We analyzed 203 samples from 178 consecutive patients: 129 primary cutaneous MM, 49 metastatic and recurrent MM of unknown primary site, and 25 cases of recurrences or metastases of primary MM. mutations in exon 15 were identified with real-time polymerase chain reaction and/or direct sequencing or pyrosequencing. Histopathological examination was performed according to standard procedures.
We observed a 42.1% prevalence of mutations at codon 600 among our patients, 84% of whom harbored the V600E mutation. Mutations showed a statistically significant increase in younger patients (P = 0.011), in ulcerated tumors (P = 0.020), and in tumors lacking solar elastosis in adjacent dermis (P = 0.008). Mutations were also more common in male patients, as well as in primary MMs of the torso, and in nonvisceral metastases, however without reaching statistical significance. Logistic regression analysis identified type and ulceration as the only significant predictors of mutation. The highest frequencies of mutated were identified in superficial spreading and nodular types, and the lowest in acral lentiginous and lentigo maligna types. In situ MM and primary dermal melanoma displayed intermediate frequencies.

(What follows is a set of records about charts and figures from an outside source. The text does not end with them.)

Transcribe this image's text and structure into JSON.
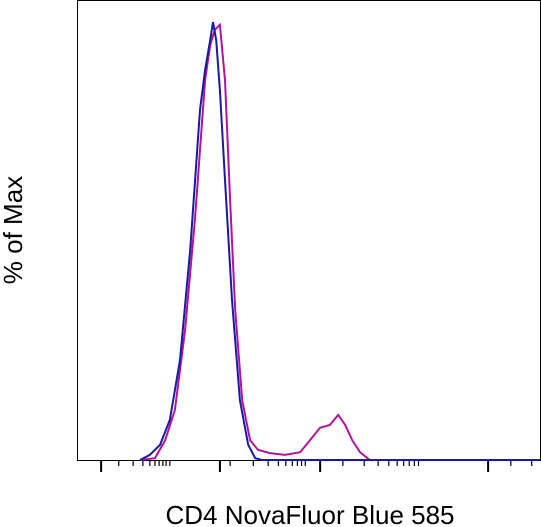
{
  "chart_data": {
    "type": "line",
    "xlabel": "CD4 NovaFluor Blue 585",
    "ylabel": "% of Max",
    "xlim": [
      0,
      100
    ],
    "ylim": [
      0,
      100
    ],
    "xticks": [
      5.2,
      30.8,
      52.4,
      88.6
    ],
    "xminor_ticks": [
      9.0,
      12.1,
      14.2,
      15.7,
      16.8,
      17.7,
      18.5,
      19.2,
      20.0,
      33.0,
      38.0,
      41.2,
      43.4,
      45.0,
      46.4,
      47.5,
      48.4,
      49.2,
      57.3,
      61.9,
      64.9,
      67.2,
      69.0,
      70.4,
      71.6,
      72.7,
      73.6,
      93.5,
      98.0
    ],
    "series": [
      {
        "color": "#b0149e",
        "x": [
          13.6,
          16.8,
          19.0,
          21.1,
          23.3,
          25.4,
          26.5,
          27.6,
          28.7,
          29.7,
          30.8,
          31.9,
          33.0,
          34.1,
          35.6,
          37.3,
          39.0,
          41.6,
          44.8,
          48.1,
          50.2,
          52.4,
          54.5,
          56.3,
          57.8,
          59.3,
          61.0,
          63.1,
          99.8
        ],
        "values": [
          0,
          0.4,
          4.3,
          10.9,
          28.3,
          52.2,
          67.4,
          82.6,
          90.2,
          93.5,
          94.6,
          82.6,
          56.5,
          32.6,
          13.0,
          4.3,
          2.2,
          1.5,
          1.1,
          1.7,
          4.3,
          7.0,
          7.6,
          9.8,
          7.6,
          4.3,
          1.7,
          0,
          0
        ]
      },
      {
        "color": "#1a1aa0",
        "x": [
          13.6,
          15.7,
          17.9,
          20.0,
          22.2,
          24.4,
          26.5,
          27.6,
          28.7,
          29.3,
          30.0,
          30.8,
          31.9,
          33.4,
          35.1,
          36.9,
          38.4,
          39.9,
          99.8
        ],
        "values": [
          0,
          1.1,
          3.3,
          8.7,
          21.7,
          45.7,
          76.1,
          84.8,
          91.3,
          95.2,
          91.3,
          80.4,
          60.9,
          34.8,
          13.0,
          3.3,
          0.4,
          0,
          0
        ]
      }
    ]
  }
}
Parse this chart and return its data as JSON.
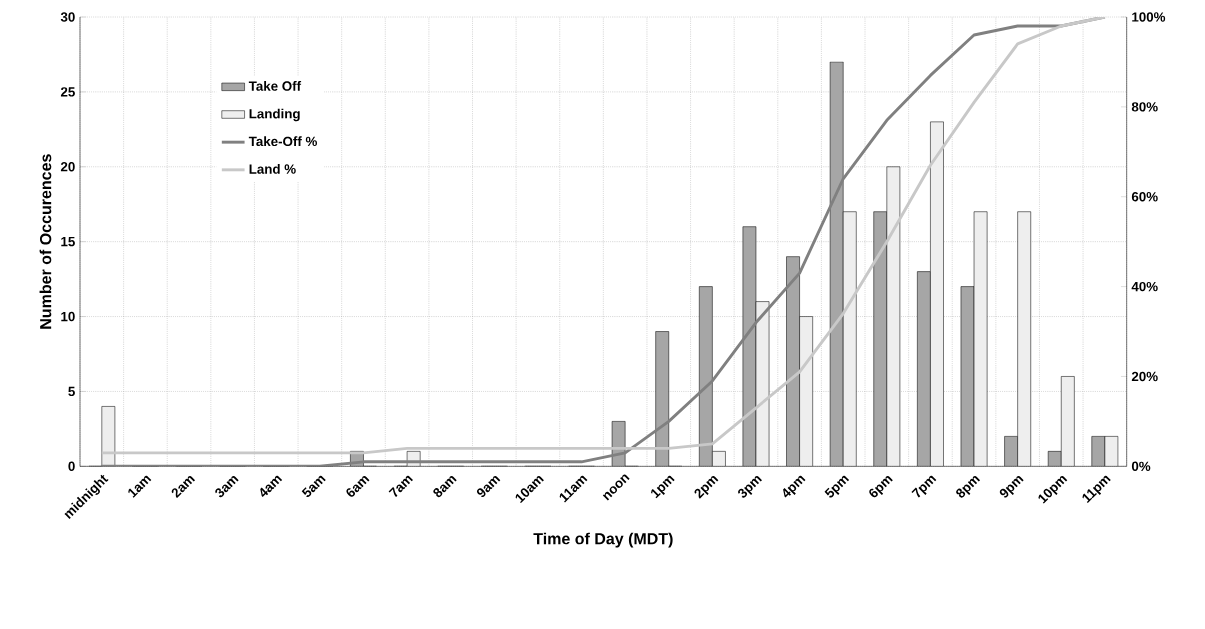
{
  "chart_data": {
    "type": "bar",
    "xlabel": "Time of Day (MDT)",
    "ylabel": "Number of Occurences",
    "categories": [
      "midnight",
      "1am",
      "2am",
      "3am",
      "4am",
      "5am",
      "6am",
      "7am",
      "8am",
      "9am",
      "10am",
      "11am",
      "noon",
      "1pm",
      "2pm",
      "3pm",
      "4pm",
      "5pm",
      "6pm",
      "7pm",
      "8pm",
      "9pm",
      "10pm",
      "11pm"
    ],
    "series": [
      {
        "name": "Take Off",
        "color": "#a6a6a6",
        "values": [
          0,
          0,
          0,
          0,
          0,
          0,
          1,
          0,
          0,
          0,
          0,
          0,
          3,
          9,
          12,
          16,
          14,
          27,
          17,
          13,
          12,
          2,
          1,
          2
        ]
      },
      {
        "name": "Landing",
        "color": "#eeeeee",
        "values": [
          4,
          0,
          0,
          0,
          0,
          0,
          0,
          1,
          0,
          0,
          0,
          0,
          0,
          0,
          1,
          11,
          10,
          17,
          20,
          23,
          17,
          17,
          6,
          2
        ]
      },
      {
        "name": "Take-Off %",
        "type": "line",
        "axis": "y2",
        "color": "#808080",
        "values": [
          0,
          0,
          0,
          0,
          0,
          0,
          1,
          1,
          1,
          1,
          1,
          1,
          3,
          10,
          19,
          32,
          43,
          64,
          77,
          87,
          96,
          98,
          98,
          100
        ]
      },
      {
        "name": "Land %",
        "type": "line",
        "axis": "y2",
        "color": "#c8c8c8",
        "values": [
          3,
          3,
          3,
          3,
          3,
          3,
          3,
          4,
          4,
          4,
          4,
          4,
          4,
          4,
          5,
          13,
          21,
          34,
          50,
          67,
          81,
          94,
          98,
          100
        ]
      }
    ],
    "ylim": [
      0,
      30
    ],
    "yticks": [
      0,
      5,
      10,
      15,
      20,
      25,
      30
    ],
    "y2lim": [
      0,
      100
    ],
    "y2ticks": [
      {
        "value": 0,
        "label": "0%"
      },
      {
        "value": 20,
        "label": "20%"
      },
      {
        "value": 40,
        "label": "40%"
      },
      {
        "value": 60,
        "label": "60%"
      },
      {
        "value": 80,
        "label": "80%"
      },
      {
        "value": 100,
        "label": "100%"
      }
    ],
    "grid": true,
    "legend": "top left"
  }
}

Frequency of mutated is type-related and correlated with ulceration, a known adverse prognostic factor.
突变在恶性黑色素瘤(MM)中很常见。然而,除了其作为晚期黑色素瘤治疗靶点的意义外,其预后价值仍存在争议。
评估原发性、复发性或转移性MM中的突变状态及其与组织病理学结果的相关性。
我们分析了178例连续患者的203份样本:129例原发性皮肤MM,49例原发部位不明的转移性和复发性MM,以及25例原发性MM的复发或转移病例。通过实时聚合酶链反应和/或直接测序或焦磷酸测序鉴定第15外显子中的突变。根据标准程序进行组织病理学检查。
我们观察到患者中密码子600处的突变发生率为42.1%,其中84%携带V600E突变。突变在年轻患者(P = 0.011)、溃疡肿瘤(P = 0.020)以及相邻真皮中缺乏日光性弹力组织变性的肿瘤(P = 0.008)中在统计学上显著增加。突变在男性患者、躯干原发性MM以及非内脏转移中也更常见,然而未达到统计学显著性。逻辑回归分析确定类型和溃疡是突变的唯一显著预测因素。突变的最高频率在浅表扩散型和结节型中发现,最低频率在肢端雀斑样痣型和恶性雀斑样痣型中发现。原位MM和原发性真皮黑色素瘤显示出中等频率。
突变频率与类型相关,并与溃疡相关,溃疡是一个已知的不良预后因素。